15. Liquid elemental iron is produced in the thermite reaction because enough heat is generated to melt the iron:
2 Al(s) + Fe2O3(s)----> Al2O3(s) + 2 Fe(l)
What mass of aluminum is needed to produce 750 grams of iron?
Liquid elemental iron is produced in the thermite reaction because enough heat is generated to melt the iron:
2 Al(s) + Fe2O3(s)----> Al2O3(s) + 2 Fe(l)
What mass of aluminum is needed to produce 750 grams of iron?
2 moles of Al produces 2 moles of Fe. and 750grams of Al is 750g/26gmol-1 = 28.85moles. 2Al is 2x28.85moles = 57.7moles which is equal to the mole of Fe.

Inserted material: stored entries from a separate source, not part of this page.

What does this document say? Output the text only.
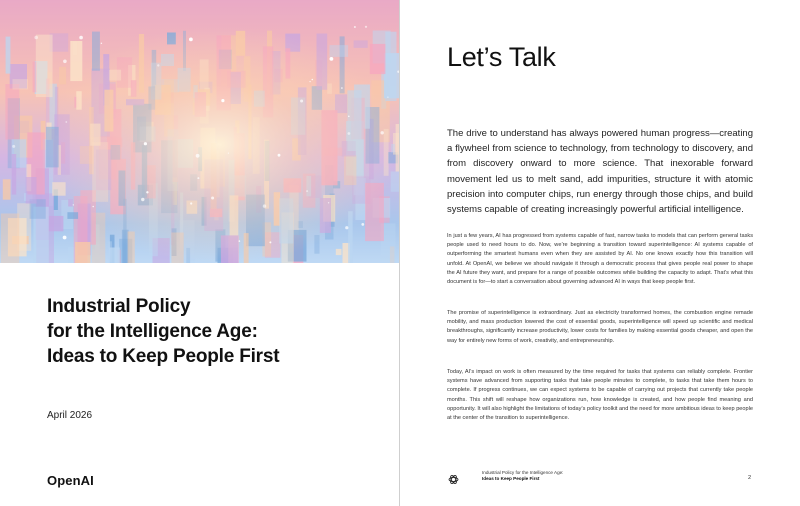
Industrial Policy
for the Intelligence Age:
Ideas to Keep People First
April 2026
OpenAI
Let’s Talk

The drive to understand has always powered human progress—creating a flywheel from science to technology, from technology to discovery, and from discovery onward to more science. That inexorable forward movement led us to melt sand, add impurities, structure it with atomic precision into computer chips, run energy through those chips, and build systems capable of creating increasingly powerful artificial intelligence.

In just a few years, AI has progressed from systems capable of fast, narrow tasks to models that can perform general tasks people used to need hours to do. Now, we’re beginning a transition toward superintelligence: AI systems capable of outperforming the smartest humans even when they are assisted by AI. No one knows exactly how this transition will unfold. At OpenAI, we believe we should navigate it through a democratic process that gives people real power to shape the AI future they want, and prepare for a range of possible outcomes while building the capacity to adapt. That’s what this document is for—to start a conversation about governing advanced AI in ways that keep people first.

The promise of superintelligence is extraordinary. Just as electricity transformed homes, the combustion engine remade mobility, and mass production lowered the cost of essential goods, superintelligence will speed up scientific and medical breakthroughs, significantly increase productivity, lower costs for families by making essential goods cheaper, and open the way for entirely new forms of work, creativity, and entrepreneurship.

Today, AI’s impact on work is often measured by the time required for tasks that systems can reliably complete. Frontier systems have advanced from supporting tasks that take people minutes to complete, to tasks that take them hours to complete. If progress continues, we can expect systems to be capable of carrying out projects that currently take people months. This shift will reshape how organizations run, how knowledge is created, and how people find meaning and opportunity. It will also highlight the limitations of today’s policy toolkit and the need for more ambitious ideas to keep people at the center of the transition to superintelligence.

Industrial Policy for the Intelligence Age:
Ideas to Keep People First	2
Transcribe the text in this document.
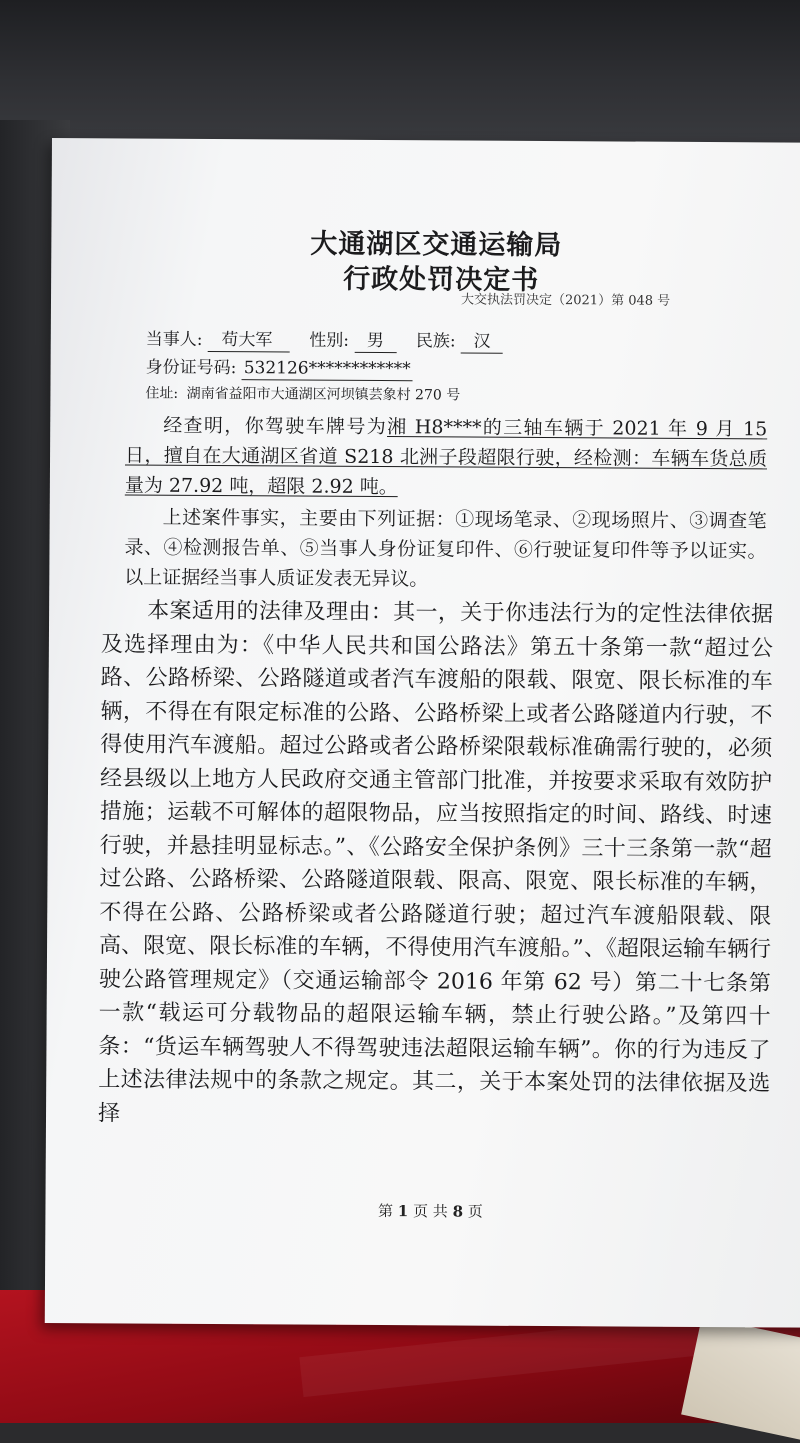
大通湖区交通运输局
行政处罚决定书
大交执法罚决定（2021）第 048 号
当事人: 苟大军 性别: 男 民族: 汉
身份证号码: 532126************
住址: 湖南省益阳市大通湖区河坝镇芸象村 270 号

经查明，你驾驶车牌号为湘 H8****的三轴车辆于 2021 年 9 月 15 日，擅自在大通湖区省道 S218 北洲子段超限行驶，经检测：车辆车货总质量为 27.92 吨，超限 2.92 吨。

上述案件事实，主要由下列证据：①现场笔录、②现场照片、③调查笔录、④检测报告单、⑤当事人身份证复印件、⑥行驶证复印件等予以证实。以上证据经当事人质证发表无异议。

本案适用的法律及理由：其一，关于你违法行为的定性法律依据及选择理由为：《中华人民共和国公路法》第五十条第一款“超过公路、公路桥梁、公路隧道或者汽车渡船的限载、限宽、限长标准的车辆，不得在有限定标准的公路、公路桥梁上或者公路隧道内行驶，不得使用汽车渡船。超过公路或者公路桥梁限载标准确需行驶的，必须经县级以上地方人民政府交通主管部门批准，并按要求采取有效防护措施；运载不可解体的超限物品，应当按照指定的时间、路线、时速行驶，并悬挂明显标志。”、《公路安全保护条例》三十三条第一款“超过公路、公路桥梁、公路隧道限载、限高、限宽、限长标准的车辆，不得在公路、公路桥梁或者公路隧道行驶；超过汽车渡船限载、限高、限宽、限长标准的车辆，不得使用汽车渡船。”、《超限运输车辆行驶公路管理规定》（交通运输部令 2016 年第 62 号）第二十七条第一款“载运可分载物品的超限运输车辆，禁止行驶公路。”及第四十条：“货运车辆驾驶人不得驾驶违法超限运输车辆”。你的行为违反了上述法律法规中的条款之规定。其二，关于本案处罚的法律依据及选择

第 1 页 共 8 页
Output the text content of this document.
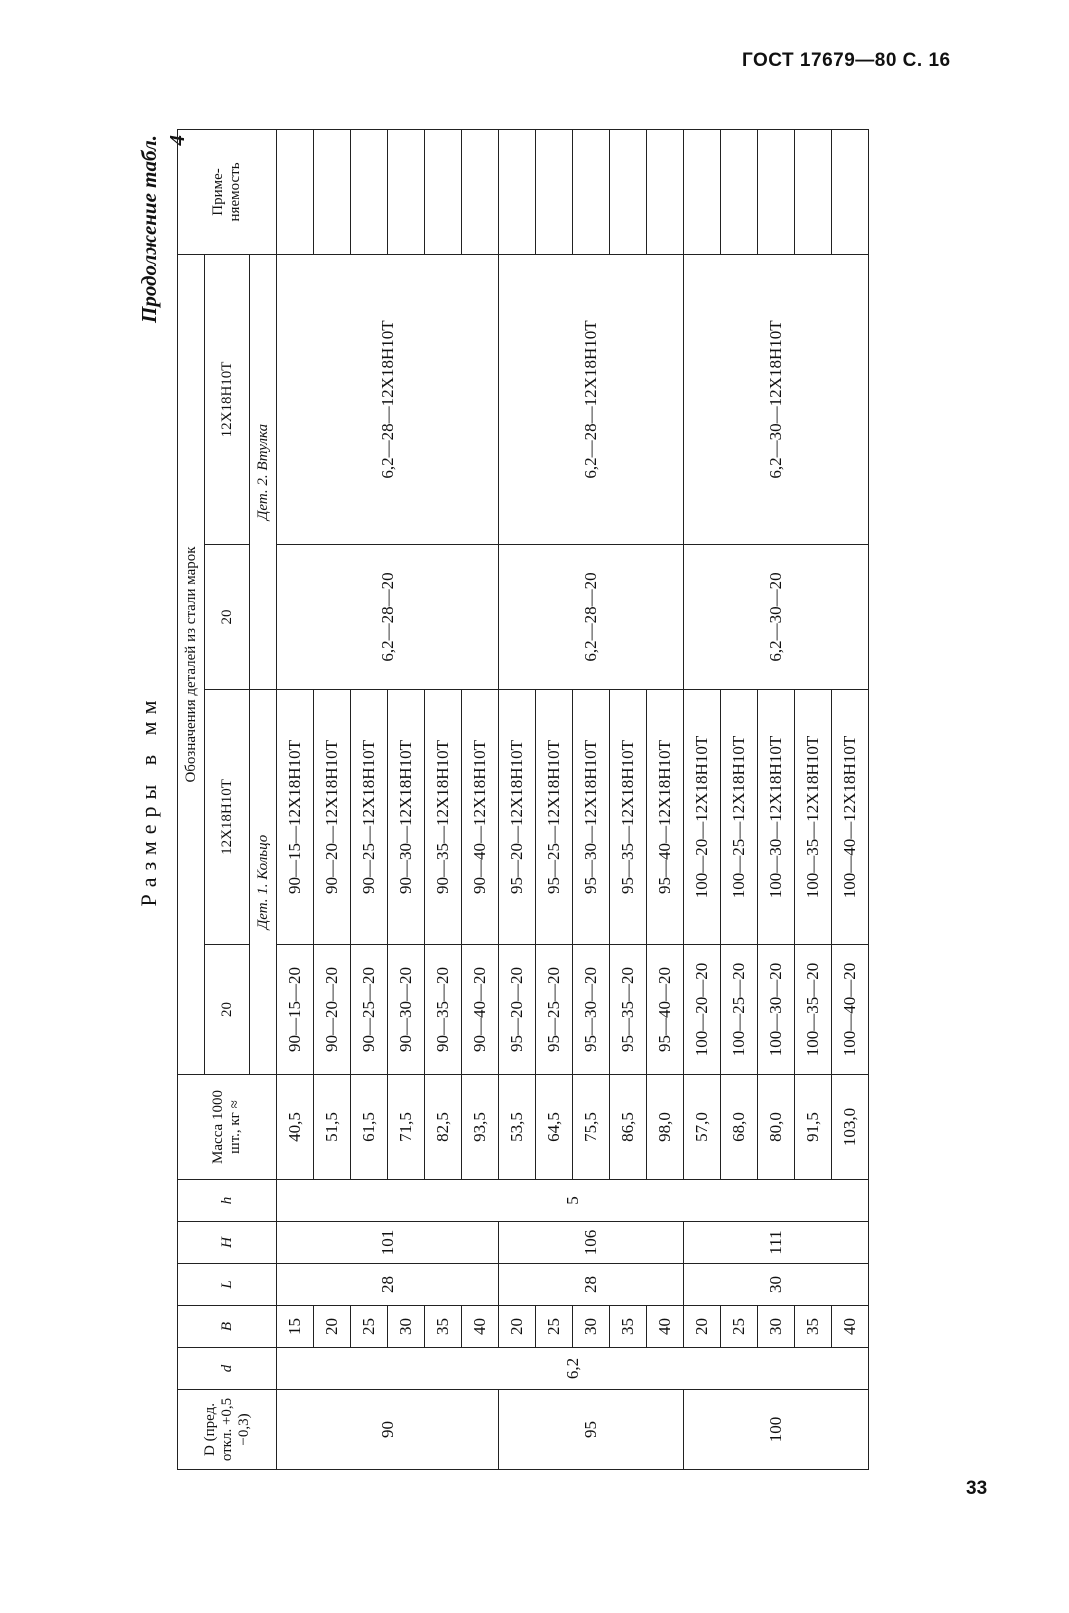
ГОСТ 17679—80 С. 16
Продолжение табл. 4
Размеры в мм
D (пред. откл. +0,5 −0,3)	d	B	L	H	h	Масса 1000 шт., кг ≈	Обозначения деталей из стали марок				Приме-
няемость
							20	12Х18Н10Т	20	12Х18Н10Т	
							Дет. 1. Кольцо		Дет. 2. Втулка		
90	6,2	15	28	101	5	40,5	90—15—20	90—15—12Х18Н10Т	6,2—28—20	6,2—28—12Х18Н10Т	
		20				51,5	90—20—20	90—20—12Х18Н10Т			
		25				61,5	90—25—20	90—25—12Х18Н10Т			
		30				71,5	90—30—20	90—30—12Х18Н10Т			
		35				82,5	90—35—20	90—35—12Х18Н10Т			
		40				93,5	90—40—20	90—40—12Х18Н10Т			
95		20	28	106		53,5	95—20—20	95—20—12Х18Н10Т	6,2—28—20	6,2—28—12Х18Н10Т	
		25				64,5	95—25—20	95—25—12Х18Н10Т			
		30				75,5	95—30—20	95—30—12Х18Н10Т			
		35				86,5	95—35—20	95—35—12Х18Н10Т			
		40				98,0	95—40—20	95—40—12Х18Н10Т			
100		20	30	111		57,0	100—20—20	100—20—12Х18Н10Т	6,2—30—20	6,2—30—12Х18Н10Т	
		25				68,0	100—25—20	100—25—12Х18Н10Т			
		30				80,0	100—30—20	100—30—12Х18Н10Т			
		35				91,5	100—35—20	100—35—12Х18Н10Т			
		40				103,0	100—40—20	100—40—12Х18Н10Т			
33
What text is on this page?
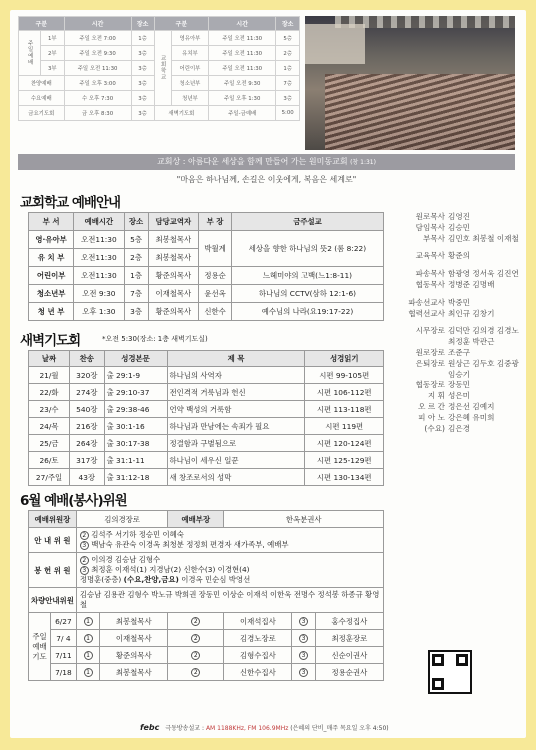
구분		시간	장소	구분		시간	장소
주일예배	1부	주일 오전 7:00	1층	교회학교	영유아부	주일 오전 11:30	5층
	2부	주일 오전 9:30	3층		유치부	주일 오전 11:30	2층
	3부	주일 오전 11:30	3층		어린이부	주일 오전 11:30	1층
찬양예배		주일 오후 3:00	3층		청소년부	주일 오전 9:30	7층
수요예배		수 오후 7:30	3층		청년부	주일 오후 1:30	3층
금요기도회		금 오후 8:30	3층	새벽기도회		주일-금예배	5:00
교회상 : 아름다운 세상을 함께 만들어 가는 원미동교회 (창 1:31)
"마음은 하나님께, 손길은 이웃에게, 복음은 세계로"
교회학교 예배안내
부 서	예배시간	장소	담당교역자	부 장	금주설교
영·유아부	오전11:30	5층	최봉철목사	박월계	세상을 향한 하나님의 뜻2 (롬 8:22)
유 치 부	오전11:30	2층	최봉철목사		
어린이부	오전11:30	1층	황준의목사	정용순	느헤미야의 고백(느1:8-11)
청소년부	오전 9:30	7층	이재철목사	윤선옥	하나님의 CCTV(삼하 12:1-6)
청 년 부	오후 1:30	3층	황준의목사	신한수	예수님의 나라(요19:17-22)
새벽기도회	*오전 5:30(장소: 1층 새벽기도실)
날짜	찬송	성경본문	제 목	성경읽기
21/월	320장	출 29:1-9	하나님의 사역자	시편 99-105편
22/화	274장	출 29:10-37	전인격적 거룩님과 헌신	시편 106-112편
23/수	540장	출 29:38-46	언약 백성의 거룩함	시편 113-118편
24/목	216장	출 30:1-16	하나님과 만남에는 속죄가 필요	시편 119편
25/금	264장	출 30:17-38	정결함과 구별됨으로	시편 120-124편
26/토	317장	출 31:1-11	하나님이 세우신 일꾼	시편 125-129편
27/주일	43장	출 31:12-18	새 창조로서의 성막	시편 130-134편
6월 예배(봉사)위원
예배위원장		김의경장로		예배부장	한옥분권사		
안 내 위 원		2 김석주 서기하 정승민 이혜숙
3 백남숙 유관숙 이경옥 최청분 정정희 편경자 새가족부, 예배부					
봉 헌 위 원		2 이의경 김승남 김형수
3 최정훈 이재석(1) 지경남(2) 신한수(3) 이경현(4)
정명훈(중층) (수요,찬양,금요) 이경옥 민순심 박영선					
차량안내위원		김승남 김용관 김형수 박노규 박희권 장동민 이상순 이재석 이한욱 전명수 정석봉 하종규 황영철					
주일예배기도	6/27	1	최봉철목사	2	이재석집사	3	홍수정집사
	7/ 4	1	이재철목사	2	김경노장로	3	최정훈장로
	7/11	1	황준의목사	2	김형수집사	3	신순이권사
	7/18	1	최봉철목사	2	신한수집사	3	정용순권사
원로목사 김영진
담임목사 김승민
부목사 김민호 최봉철 이재철
교육목사 황준의
파송목사 함광영 정서욱 김진연
협동목사 정병준 김명배
파송선교사 박중민
협력선교사 최인규 김창기
시무장로 김덕만 김의경 김경노 최정훈 박관근
원로장로 조준구
은퇴장로 원상근 김두호 김중광 임승기
협동장로 장동민
지 휘 성은미
오 르 간 정은선 김예지
피 아 노 강은혜 유미희
(수요) 김은경
febc 극동방송설교 : AM 1188KHz, FM 106.9MHz (은혜의 단비_매주 목요일 오후 4:50)
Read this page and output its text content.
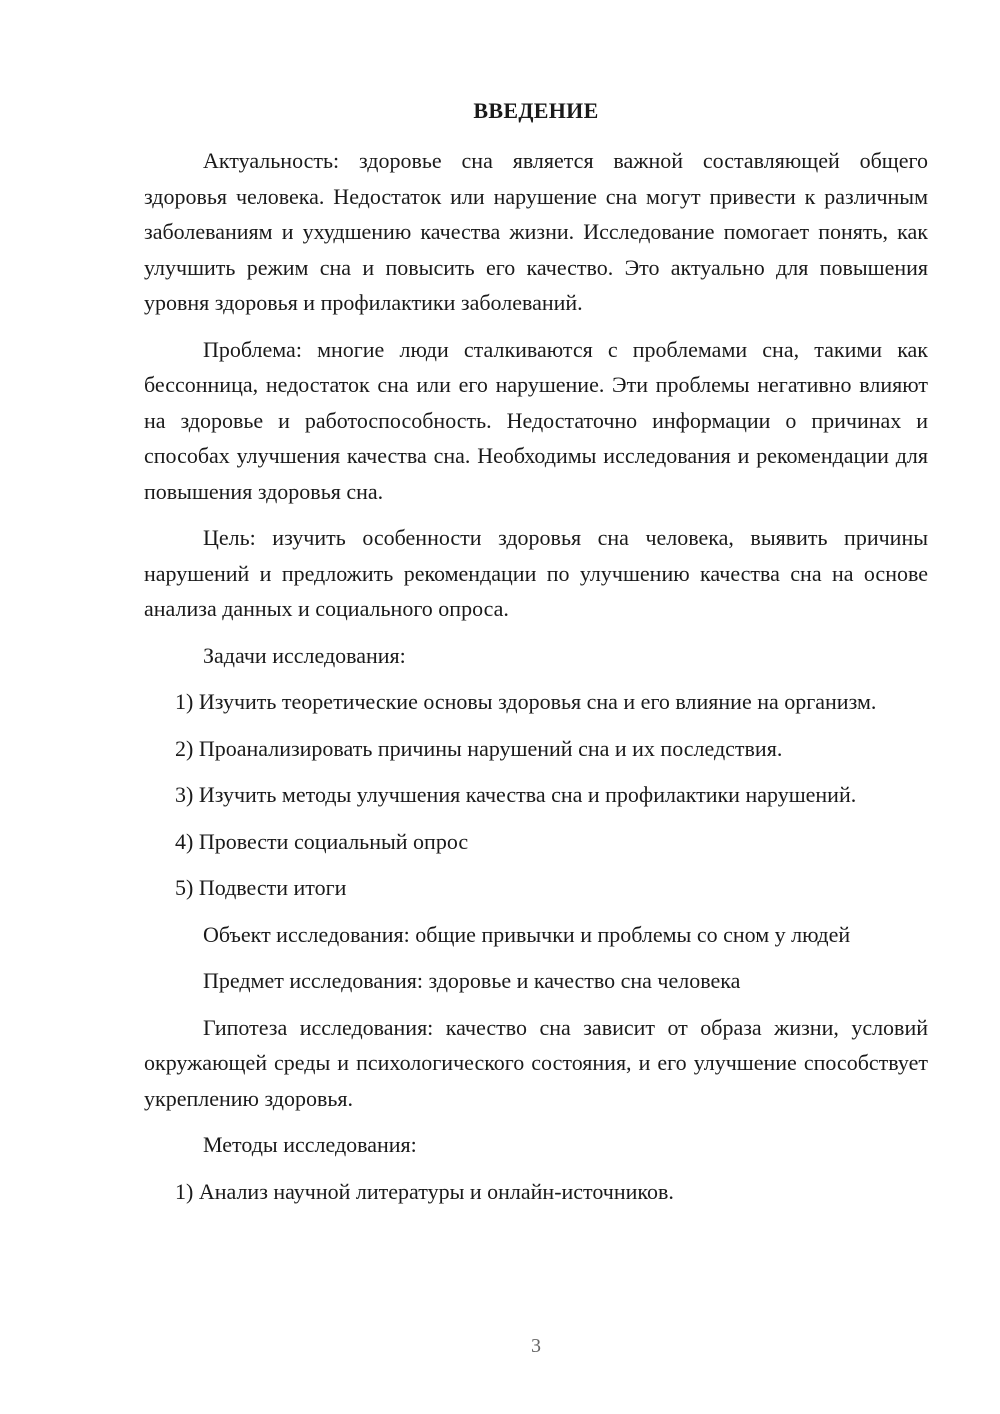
ВВЕДЕНИЕ

Актуальность: здоровье сна является важной составляющей общего здоровья человека. Недостаток или нарушение сна могут привести к различным заболеваниям и ухудшению качества жизни. Исследование помогает понять, как улучшить режим сна и повысить его качество. Это актуально для повышения уровня здоровья и профилактики заболеваний.

Проблема: многие люди сталкиваются с проблемами сна, такими как бессонница, недостаток сна или его нарушение. Эти проблемы негативно влияют на здоровье и работоспособность. Недостаточно информации о причинах и способах улучшения качества сна. Необходимы исследования и рекомендации для повышения здоровья сна.

Цель: изучить особенности здоровья сна человека, выявить причины нарушений и предложить рекомендации по улучшению качества сна на основе анализа данных и социального опроса.

Задачи исследования:

1) Изучить теоретические основы здоровья сна и его влияние на организм.

2) Проанализировать причины нарушений сна и их последствия.

3) Изучить методы улучшения качества сна и профилактики нарушений.

4) Провести социальный опрос

5) Подвести итоги

Объект исследования: общие привычки и проблемы со сном у людей

Предмет исследования: здоровье и качество сна человека

Гипотеза исследования: качество сна зависит от образа жизни, условий окружающей среды и психологического состояния, и его улучшение способствует укреплению здоровья.

Методы исследования:

1) Анализ научной литературы и онлайн-источников.

3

with this mole, use the formula m = nMr to find the mass, where n is the mole and Mr is the molar mass of iron.
To find the mass of aluminum needed to produce 750 grams of iron, we need to use the balanced chemical equation and convert grams of iron into moles, and then use the molar ratio to determine the moles of aluminum needed. Finally, we can convert the moles of aluminum into grams.
Step 1: Write out the balanced chemical equation
2 Al(s) + Fe2O3(s) → Al2O3(s) + 2 Fe(l)
Step 2: Convert grams of iron into moles
We know from the balanced equation that 2 moles of aluminum will produce 2 moles of iron. Therefore, the molar mass of aluminum is equal to the molar mass of iron.
Molar mass of iron (Fe) = 55.845 g/mol
To find the moles of iron, we divide the given mass of iron by the molar mass of iron:
Moles of iron = Mass of iron (g) / Molar mass of iron (g/mol)
Moles of iron = 750 g / 55.845 g/mol
Step 3: Determine the moles of aluminum needed
Since the molar ratio between aluminum and iron is 1:1, the moles of aluminum needed will be the same as the moles of iron. Therefore, the moles of aluminum needed is equal to the moles of iron.
Moles of aluminum needed = Moles of iron = 750 g / 55.845 g/mol
Step 4: Convert moles of aluminum into grams
To convert the moles of aluminum into grams, we need to use the molar mass of aluminum:
Molar mass of aluminum (Al) = 26.98154 g/mol
Now we can calculate the mass of aluminum needed:
Mass of aluminum needed = Moles of aluminum needed x Molar mass of aluminum
Mass of aluminum needed = (750 g / 55.845 g/mol) x 26.98154 g/mol
Finally, calculate the mass of aluminum needed by substituting the values into the equation:
Mass of aluminum needed = 12.74 g
Therefore, approximately 12.74 grams of aluminum is needed to produce 750 grams of iron.